4.1. Strengths and Limitations
Several limitations of these meta-analytic findings should be acknowledged. A major limitation is the small number of included studies, which overall underscores the pressing need for a greater development of RCTs. Additionally, all the serial infusion studies were open-label or non-randomized, lacking a control group, which presents another limitation. Secondly, the studies regarding efficacy and tolerability for TRBD did not differentiate in many cases between BD-I and BD-II; thus, we were unable to perform a subgroup analysis to ascertain whether ketamine’s efficacy differs between patients with BD-I compared to BD-II [42]. Third, except for two studies, most of the studies had a higher percentage of female participants, thus limiting the generalizability. However, data so far from prior RCTs suggest similar efficacy for ketamine among the males and females [43]. Fourth, we did not consider potential pharmacological interactions or analyzed the effect of baseline medications (i.e., mood stabilizers) in augmenting ketamine treatment. Fifth, due to the limited number of studies, we were unable to assess for publication bias.

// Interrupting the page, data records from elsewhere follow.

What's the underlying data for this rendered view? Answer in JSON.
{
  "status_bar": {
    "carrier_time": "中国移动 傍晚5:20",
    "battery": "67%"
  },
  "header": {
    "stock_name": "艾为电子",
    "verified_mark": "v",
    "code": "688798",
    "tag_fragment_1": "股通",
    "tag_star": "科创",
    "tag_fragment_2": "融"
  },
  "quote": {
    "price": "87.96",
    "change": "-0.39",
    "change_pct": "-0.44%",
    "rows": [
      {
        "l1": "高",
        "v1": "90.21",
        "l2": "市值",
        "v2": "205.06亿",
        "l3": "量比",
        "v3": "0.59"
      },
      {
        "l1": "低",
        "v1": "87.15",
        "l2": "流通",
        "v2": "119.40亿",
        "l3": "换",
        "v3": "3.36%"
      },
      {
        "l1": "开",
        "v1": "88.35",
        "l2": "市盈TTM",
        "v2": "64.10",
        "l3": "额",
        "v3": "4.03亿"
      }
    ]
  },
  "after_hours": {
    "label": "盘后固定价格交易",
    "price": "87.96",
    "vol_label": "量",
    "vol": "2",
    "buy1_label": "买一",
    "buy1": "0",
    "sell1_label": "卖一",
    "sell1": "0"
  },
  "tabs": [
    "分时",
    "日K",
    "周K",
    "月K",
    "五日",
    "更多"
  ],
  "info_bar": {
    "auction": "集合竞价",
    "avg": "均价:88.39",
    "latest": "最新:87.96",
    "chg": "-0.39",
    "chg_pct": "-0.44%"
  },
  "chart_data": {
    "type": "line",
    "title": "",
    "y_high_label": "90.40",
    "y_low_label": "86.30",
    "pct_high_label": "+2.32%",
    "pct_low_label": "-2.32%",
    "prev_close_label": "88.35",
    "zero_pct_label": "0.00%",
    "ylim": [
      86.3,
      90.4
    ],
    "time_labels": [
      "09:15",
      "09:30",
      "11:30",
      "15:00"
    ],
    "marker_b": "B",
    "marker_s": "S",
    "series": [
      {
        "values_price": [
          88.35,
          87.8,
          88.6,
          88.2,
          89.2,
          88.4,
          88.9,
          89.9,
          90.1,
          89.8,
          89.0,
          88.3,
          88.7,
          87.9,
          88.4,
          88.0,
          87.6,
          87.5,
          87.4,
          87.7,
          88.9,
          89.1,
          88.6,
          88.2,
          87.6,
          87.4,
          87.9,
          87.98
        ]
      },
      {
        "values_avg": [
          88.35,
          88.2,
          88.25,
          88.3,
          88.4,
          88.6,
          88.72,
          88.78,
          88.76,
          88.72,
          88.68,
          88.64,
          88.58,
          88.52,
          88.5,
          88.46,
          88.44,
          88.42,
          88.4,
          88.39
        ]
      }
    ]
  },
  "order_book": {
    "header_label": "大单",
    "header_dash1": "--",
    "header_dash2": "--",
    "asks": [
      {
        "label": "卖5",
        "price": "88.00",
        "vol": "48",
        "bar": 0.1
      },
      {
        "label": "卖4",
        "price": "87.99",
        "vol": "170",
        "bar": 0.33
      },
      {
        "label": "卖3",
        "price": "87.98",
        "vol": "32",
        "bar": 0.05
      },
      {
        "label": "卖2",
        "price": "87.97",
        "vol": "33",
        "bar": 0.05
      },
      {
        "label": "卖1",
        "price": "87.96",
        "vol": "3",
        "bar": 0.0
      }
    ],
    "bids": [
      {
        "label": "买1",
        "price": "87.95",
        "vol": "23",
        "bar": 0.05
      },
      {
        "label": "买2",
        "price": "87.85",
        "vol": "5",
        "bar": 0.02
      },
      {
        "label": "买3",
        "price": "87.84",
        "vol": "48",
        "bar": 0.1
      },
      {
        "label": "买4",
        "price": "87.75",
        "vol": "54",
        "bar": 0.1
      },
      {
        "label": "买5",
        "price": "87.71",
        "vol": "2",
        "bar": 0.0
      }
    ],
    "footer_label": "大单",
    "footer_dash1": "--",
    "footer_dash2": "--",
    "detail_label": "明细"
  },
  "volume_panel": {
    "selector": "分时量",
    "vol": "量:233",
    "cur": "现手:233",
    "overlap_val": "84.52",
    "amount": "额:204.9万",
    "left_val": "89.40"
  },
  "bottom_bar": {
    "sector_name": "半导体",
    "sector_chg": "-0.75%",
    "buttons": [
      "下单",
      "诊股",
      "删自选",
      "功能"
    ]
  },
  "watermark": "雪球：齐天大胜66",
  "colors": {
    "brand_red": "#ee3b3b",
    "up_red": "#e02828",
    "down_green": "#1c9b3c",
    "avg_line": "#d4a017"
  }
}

4.2. Clinical Considerations
Patients with TRBD should carefully consider ketamine and esketamine for short duration while concurrently continuing a robust mood stabilizer in an acute depressive episode. The study by Fancy et al. showed a more robust response among patients with BD-II compared to BD-I, thus suggesting a possible option for BD-II. It is important to note that the prolonged use of ketamine carries a potential risk for treatment-emergent affective switching (TEAS) and risk of dependency, necessitating careful and thorough monitoring. Dose escalation studies beyond 0.5 mg/kg body weight for racemic ketamine have not been established for treating TRBD; thus, extreme caution is advisable if dose escalation is considered to minimize the risk of negative consequences. In the absence of an RCT investigating intranasal esketamine for TRBD, there are limited data to provide recommendation for esketamine use for TRBD, although the data from one observational study seem reassuring.
5. Conclusions
Findings of this study suggest the efficacy of single and serial IV ketamine infusions as a promising treatment for bipolar depression at least in the short term. There is a lack of serial infusion RCTs comparing ketamine to control for TRBD. Moreover, future studies comparing different ketamine/esketamine routes of administration, as well as different dosages and lengths of treatment, are needed to solidify the evidence. At the moment, the majority of serial infusion data are from non-randomized studies that are prone to bias. Adequately powered RCTs investigating the long-term efficacy and safety during the maintenance phase of IV ketamine are needed to strengthen and optimize the evidence base of ketamine for TRBD. Esketamine is not FDA approved for TRBD; thus, future RCTs should include patients with TRBD to identify the appropriate dosing schedule, efficacy and safety of esketamine for TRBD. Treatment-emergent affective switching is a concern with antidepressant use in bipolar disorder; thus, longitudinal studies would help identify the rates of switching with ketamine and esketamine in bipolar disorders.